Federal, State Officials to Join Biomass Boiler Ribbon-cuttings at Gardiner, Waterville High School
Posted by | Posted on Mar 13, 2012March 13, 2012
Conservation
Tom Wood, (207) 287-3920
Jeanne Curran, (207) 287-3156
AUGUSTA, Maine – Federal and Maine state officials will join local city and school officials this week to celebrate the completion of two energy projects designed to save Maine taxpayer money and create jobs.
Officials with the Maine congressional delegation, U.S. Forest Service, Maine Department of Conservation (MDOC), Maine Forest Service (MFS), under MDOC, and Maine Office of Energy Independence and Security (OEIS) will take part in two ribbon-cuttings on Wednesday to mark the completion of the installation of biomass pellet boilers at the city of Gardiner and Waterville High School.
The two projects, funded both locally and with federal monies from the Maine Forest Service’s “Wood-to-Energy Public Building Program,” are expected to save the two communities more than $105,000 a year in heating oil costs and create more than 23 jobs in Maine. The projects, which will use Maine manufactured pellets, also support the state’s $4.3 billion forest-products industry.

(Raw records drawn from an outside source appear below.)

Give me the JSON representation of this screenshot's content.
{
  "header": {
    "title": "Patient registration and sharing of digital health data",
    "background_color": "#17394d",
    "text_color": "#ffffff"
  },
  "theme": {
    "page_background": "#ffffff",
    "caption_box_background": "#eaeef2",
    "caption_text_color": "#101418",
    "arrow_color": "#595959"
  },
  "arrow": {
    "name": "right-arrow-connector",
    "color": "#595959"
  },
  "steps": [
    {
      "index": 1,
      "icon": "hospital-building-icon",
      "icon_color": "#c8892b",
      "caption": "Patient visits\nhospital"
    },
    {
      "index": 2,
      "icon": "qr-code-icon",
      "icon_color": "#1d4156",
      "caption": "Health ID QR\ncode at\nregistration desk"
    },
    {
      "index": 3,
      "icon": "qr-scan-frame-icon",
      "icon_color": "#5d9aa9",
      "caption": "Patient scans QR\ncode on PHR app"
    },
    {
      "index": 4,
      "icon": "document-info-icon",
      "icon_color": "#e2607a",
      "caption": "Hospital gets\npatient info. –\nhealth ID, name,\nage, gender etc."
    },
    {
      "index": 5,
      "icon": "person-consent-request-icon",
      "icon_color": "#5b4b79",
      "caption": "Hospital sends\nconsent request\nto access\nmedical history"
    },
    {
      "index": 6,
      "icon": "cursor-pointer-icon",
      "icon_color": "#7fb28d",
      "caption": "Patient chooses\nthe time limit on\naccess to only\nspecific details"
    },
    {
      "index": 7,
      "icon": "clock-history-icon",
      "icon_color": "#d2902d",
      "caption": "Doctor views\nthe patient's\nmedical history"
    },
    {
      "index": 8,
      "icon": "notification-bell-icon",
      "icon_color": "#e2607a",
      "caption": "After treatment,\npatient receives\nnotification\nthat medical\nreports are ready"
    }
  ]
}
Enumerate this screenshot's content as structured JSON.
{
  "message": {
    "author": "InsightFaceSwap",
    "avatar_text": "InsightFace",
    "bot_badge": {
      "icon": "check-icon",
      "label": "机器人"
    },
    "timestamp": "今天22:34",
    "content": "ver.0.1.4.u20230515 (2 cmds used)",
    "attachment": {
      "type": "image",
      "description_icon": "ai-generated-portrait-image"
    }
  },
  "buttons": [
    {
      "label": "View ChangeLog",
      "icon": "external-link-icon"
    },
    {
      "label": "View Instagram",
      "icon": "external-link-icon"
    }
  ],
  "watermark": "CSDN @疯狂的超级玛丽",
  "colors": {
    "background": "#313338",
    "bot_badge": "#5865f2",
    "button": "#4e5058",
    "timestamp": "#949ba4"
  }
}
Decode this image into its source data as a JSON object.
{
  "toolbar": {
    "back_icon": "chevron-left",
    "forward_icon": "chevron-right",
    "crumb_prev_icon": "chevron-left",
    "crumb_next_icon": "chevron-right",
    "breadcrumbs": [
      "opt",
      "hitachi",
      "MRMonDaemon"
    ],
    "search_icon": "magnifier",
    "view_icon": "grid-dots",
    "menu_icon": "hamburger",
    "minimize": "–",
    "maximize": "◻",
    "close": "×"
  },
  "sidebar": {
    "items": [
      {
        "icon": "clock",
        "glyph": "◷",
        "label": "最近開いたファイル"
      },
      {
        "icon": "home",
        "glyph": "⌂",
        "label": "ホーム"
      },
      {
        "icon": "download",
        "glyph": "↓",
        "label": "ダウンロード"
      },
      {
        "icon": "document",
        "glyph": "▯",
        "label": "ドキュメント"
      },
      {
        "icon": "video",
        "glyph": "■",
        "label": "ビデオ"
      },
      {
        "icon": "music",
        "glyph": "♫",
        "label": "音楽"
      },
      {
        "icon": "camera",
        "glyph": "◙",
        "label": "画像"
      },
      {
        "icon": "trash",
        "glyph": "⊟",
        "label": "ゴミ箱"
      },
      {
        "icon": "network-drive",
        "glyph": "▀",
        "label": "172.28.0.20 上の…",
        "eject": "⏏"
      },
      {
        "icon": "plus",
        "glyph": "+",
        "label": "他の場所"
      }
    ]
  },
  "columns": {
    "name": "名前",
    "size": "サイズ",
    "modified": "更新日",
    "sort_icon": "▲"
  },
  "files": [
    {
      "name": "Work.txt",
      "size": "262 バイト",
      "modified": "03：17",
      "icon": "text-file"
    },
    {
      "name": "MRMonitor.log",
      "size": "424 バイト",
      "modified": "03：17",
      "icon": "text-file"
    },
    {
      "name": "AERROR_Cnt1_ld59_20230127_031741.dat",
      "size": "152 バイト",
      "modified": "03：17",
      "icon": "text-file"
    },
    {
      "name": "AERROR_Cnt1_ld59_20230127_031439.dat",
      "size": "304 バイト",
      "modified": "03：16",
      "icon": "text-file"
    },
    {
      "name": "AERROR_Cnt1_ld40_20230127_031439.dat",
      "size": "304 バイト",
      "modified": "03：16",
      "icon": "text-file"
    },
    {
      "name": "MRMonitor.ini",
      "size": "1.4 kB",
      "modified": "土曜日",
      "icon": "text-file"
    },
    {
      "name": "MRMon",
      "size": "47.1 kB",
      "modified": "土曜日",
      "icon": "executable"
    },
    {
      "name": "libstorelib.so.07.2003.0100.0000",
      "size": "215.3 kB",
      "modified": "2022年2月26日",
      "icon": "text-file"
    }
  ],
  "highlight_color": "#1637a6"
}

“We are very pleased that both the city of Gardiner, which is the first Maine municipality to install a modular wood pellet boiler system, and Waterville High School had the foresight to make such significant infrastructure investments,” MDOC Commissioner Bill Beardsley said. “Local officials not only are supporting their own residents and taxpayers, but they also are making an important contribution to Maine’s forest-product industry and our energy independence.”